Statement 2019

Transcription of the statement for the 21st Biennial

I was born in the mountain part of Peru, but I had to leave at a very young age, because it was a time when war and terrorism had just started. Although the ideas of war and conflict were always present in my work, the ideas of my own identity, regarding the cholo identity, brownness and indigenism were mostly discarded and not addressed because of Lima city's classism and racism, so present to date. So this unknown part of my identity, as an indigenous-looking person, has made me think about Indianism, cultural alienation, colonialism and modernity, making me wonder and encouraging my practice, in which I propose decolonializing ideas and aesthetics, constantly questioning myself whether that is possible or not.

My interest in preexisting images of that political imaginary comes from stories, in how we've been told stories and taught history through imagery. The little gaps between what we know about them and what we believe from them, give us opportunities to reflect on and speculate about the real meaning of images, which we could never fully grasp. So I think that by rereading and relearning we can reformulate how we understand the past. There is also great power and responsibility in how we can write right now, and change the perception of certain images and events for the collective memory and the future.

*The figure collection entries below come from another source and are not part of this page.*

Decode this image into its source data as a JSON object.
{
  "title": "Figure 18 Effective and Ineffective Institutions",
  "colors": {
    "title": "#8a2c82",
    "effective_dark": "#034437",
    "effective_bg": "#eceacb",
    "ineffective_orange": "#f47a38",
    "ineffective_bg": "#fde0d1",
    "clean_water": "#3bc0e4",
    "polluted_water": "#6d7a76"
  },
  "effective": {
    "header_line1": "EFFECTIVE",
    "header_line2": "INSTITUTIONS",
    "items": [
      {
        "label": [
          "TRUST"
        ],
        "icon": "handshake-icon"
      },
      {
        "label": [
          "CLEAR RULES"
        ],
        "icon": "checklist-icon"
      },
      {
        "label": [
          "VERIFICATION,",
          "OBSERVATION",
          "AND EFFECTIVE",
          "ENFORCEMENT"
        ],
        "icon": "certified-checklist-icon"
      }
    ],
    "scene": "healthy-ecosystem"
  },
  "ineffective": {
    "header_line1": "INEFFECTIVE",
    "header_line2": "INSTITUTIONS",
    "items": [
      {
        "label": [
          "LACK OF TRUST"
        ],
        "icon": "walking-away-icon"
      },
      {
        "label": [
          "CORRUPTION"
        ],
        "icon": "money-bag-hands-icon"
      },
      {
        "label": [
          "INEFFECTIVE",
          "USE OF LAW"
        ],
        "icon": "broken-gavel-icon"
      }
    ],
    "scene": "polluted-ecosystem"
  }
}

The installation I’m presenting at the 21st Biennnial works as a gathering of different time/space cultures and movements, ancient and recent, that were developed in actual Peruvian territory. These different cultures share their memories and ideologies of life and death in a metaphoric and symbolic way. Historically, ideologies were born, forced and developed in this land—ideas such as sacrifice, modernity, colonialism, Christianism, indigenism, Marxism, communism etc.—all of whom caused the spill of sweat and blood in this land. On this soil the fruits that feed the people are grown and nurtured. The spread-out ceramics in the installation works as remainders and hints of the past, incomplete and apart, just like in the forms of display and the colonial memory present in the glass enclosures in ethnographic museums.